Une fois que le processus de réinsertion débute, les anciens détenus se rendent à des entretiens avec des assistants sociaux. Débute alors un travail de longue haleine : « Souvent ils n’arrivent pas à se projeter parce qu’ils sont restés dans la dynamique carcérale », explique Raphaël. Ce qu’il appelle la « dynamique carcérale », c’est l’aspect figé de la vie en prison. « Ils limitent leur déplacement, leur sécurité est primordiale, ils ne font aucun projet, pas même pour la journée du lendemain. Quand ils arrivent ici, ils ne savent pas par où commencer. Ils ont voulu la liberté pendant des mois, mais quand ils la vivent, ils se rendent compte que c’est très angoissant de ne plus avoir de comptes à rendre », ajoute l’assistant social.
Tisser des liens nouveaux
Chez Dispositif Relais, c’est une autre approche qui est mise en place pour un autre public. L’ASBL a été créée en 2010 par la juge Anne Gruwez et Tahar El Hamdaoui, qui dirige aujourd’hui l’association. Ils accompagnent des jeunes de 18 à 25 ans en situation de réinsertion après un passage en prison.

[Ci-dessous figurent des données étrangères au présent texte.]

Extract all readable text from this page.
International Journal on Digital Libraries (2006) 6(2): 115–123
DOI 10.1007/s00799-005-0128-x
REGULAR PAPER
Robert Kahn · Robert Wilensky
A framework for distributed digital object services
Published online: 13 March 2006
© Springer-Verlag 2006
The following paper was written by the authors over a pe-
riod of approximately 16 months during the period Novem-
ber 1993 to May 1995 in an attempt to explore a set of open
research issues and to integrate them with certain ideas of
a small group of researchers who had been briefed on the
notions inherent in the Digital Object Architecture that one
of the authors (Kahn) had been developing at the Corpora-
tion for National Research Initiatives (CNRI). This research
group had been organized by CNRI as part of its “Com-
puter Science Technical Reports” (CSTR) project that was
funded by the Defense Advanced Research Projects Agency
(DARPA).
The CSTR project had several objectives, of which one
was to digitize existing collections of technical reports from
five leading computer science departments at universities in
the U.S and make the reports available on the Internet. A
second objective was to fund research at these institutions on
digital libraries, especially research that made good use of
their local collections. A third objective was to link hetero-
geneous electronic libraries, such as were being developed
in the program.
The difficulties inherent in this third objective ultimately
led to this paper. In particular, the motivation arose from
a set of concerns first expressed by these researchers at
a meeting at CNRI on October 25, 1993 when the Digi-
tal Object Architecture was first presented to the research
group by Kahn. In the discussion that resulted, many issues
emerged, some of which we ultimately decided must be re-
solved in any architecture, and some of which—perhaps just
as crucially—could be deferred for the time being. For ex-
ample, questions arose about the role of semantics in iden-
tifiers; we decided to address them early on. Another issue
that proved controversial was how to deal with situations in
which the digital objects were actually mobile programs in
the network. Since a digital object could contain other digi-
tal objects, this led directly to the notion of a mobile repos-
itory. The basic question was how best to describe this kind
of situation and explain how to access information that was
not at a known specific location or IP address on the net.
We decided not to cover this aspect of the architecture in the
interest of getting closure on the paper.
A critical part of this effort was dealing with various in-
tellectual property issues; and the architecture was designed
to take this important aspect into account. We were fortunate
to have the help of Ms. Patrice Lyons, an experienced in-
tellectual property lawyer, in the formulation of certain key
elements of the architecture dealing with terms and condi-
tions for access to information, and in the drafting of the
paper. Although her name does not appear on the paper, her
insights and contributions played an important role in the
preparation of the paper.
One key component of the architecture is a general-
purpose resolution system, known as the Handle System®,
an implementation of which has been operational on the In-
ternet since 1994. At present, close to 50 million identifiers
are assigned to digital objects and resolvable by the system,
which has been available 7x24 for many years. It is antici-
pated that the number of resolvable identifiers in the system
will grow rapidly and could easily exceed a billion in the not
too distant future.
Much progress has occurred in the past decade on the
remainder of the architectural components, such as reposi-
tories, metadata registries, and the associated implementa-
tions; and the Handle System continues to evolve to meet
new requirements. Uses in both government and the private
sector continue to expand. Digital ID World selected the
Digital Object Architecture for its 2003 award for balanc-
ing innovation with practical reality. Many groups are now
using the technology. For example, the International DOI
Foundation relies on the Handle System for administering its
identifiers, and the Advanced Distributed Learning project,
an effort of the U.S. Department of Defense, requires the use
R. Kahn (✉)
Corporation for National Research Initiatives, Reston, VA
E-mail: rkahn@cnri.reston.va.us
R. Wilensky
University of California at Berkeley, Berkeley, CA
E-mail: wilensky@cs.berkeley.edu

Ici le retour dans la société se fait au travers d’activités sportives et culturelles comme l’escalade, l’hippothérapie, le théâtre et divers apprentissages comme l’apiculture ou les métiers du bâtiment. « Toutes ces activités ont trois fonctions : créer du lien avec le jeune, mettre en lumière ses compétences et lui apprendre à maîtriser le danger », explique Tahar le directeur de l’ASBL.
On retrouve dans le discours de Dispositif Relais un écho aux propos de William Sbrugnera. Pourtant, son directeur, Tahar, refuse d’apparenter l’action de son asbl à de la psychologie. Selon lui, cette pratique n’est pas adapté au public avec lequel il travaille.
Les notions de danger et d’adrénaline guident les activités proposées par le Dispositif Relais. « Si le jeune n’a pas le bon comportement avec le cheval, il tombe. C’est la même chose pour la voile ou l’escalade. Cette tension va solliciter des comportements responsables et une forme d’autonomie », renchérit Tahar. Grâce à ces activités, les sensations fortes que les jeunes ressentent ne sont plus associées aux délits. Cela permet de leur créer des centres d’intérêt nouveaux et solides.
Dans le cas de Marcus, les sensations fortes qu’il ressent sont toujours associées au milieu de la prison… L’adrénaline, il la ressent quand il décroche son téléphone en pleine nuit.
Pour les anciens détenus, assumer la liberté qui leur est rendue après leur passage en prison s’apparente au parcours du combattant. Et si la condamnation à être libre était plus difficile à vivre que la condamnation à être derrière les barreaux ? Si la justice exige un emploi stable et un toit, c’est souvent dans la tête que se trouvent les enjeux de la réinsertion. Ces interrogations, les acteurs du milieu carcéral tentent d’y apporter des solutions. Les associations et psychologues tiennent un discours similaire en se basant sur le développement de la confiance en soi, de l’autonomie et la création de nouveaux liens. Pourtant, ils peinent à agir de concert. Et à la fin, c’est l’objectif de réinsertion qui en pâtit.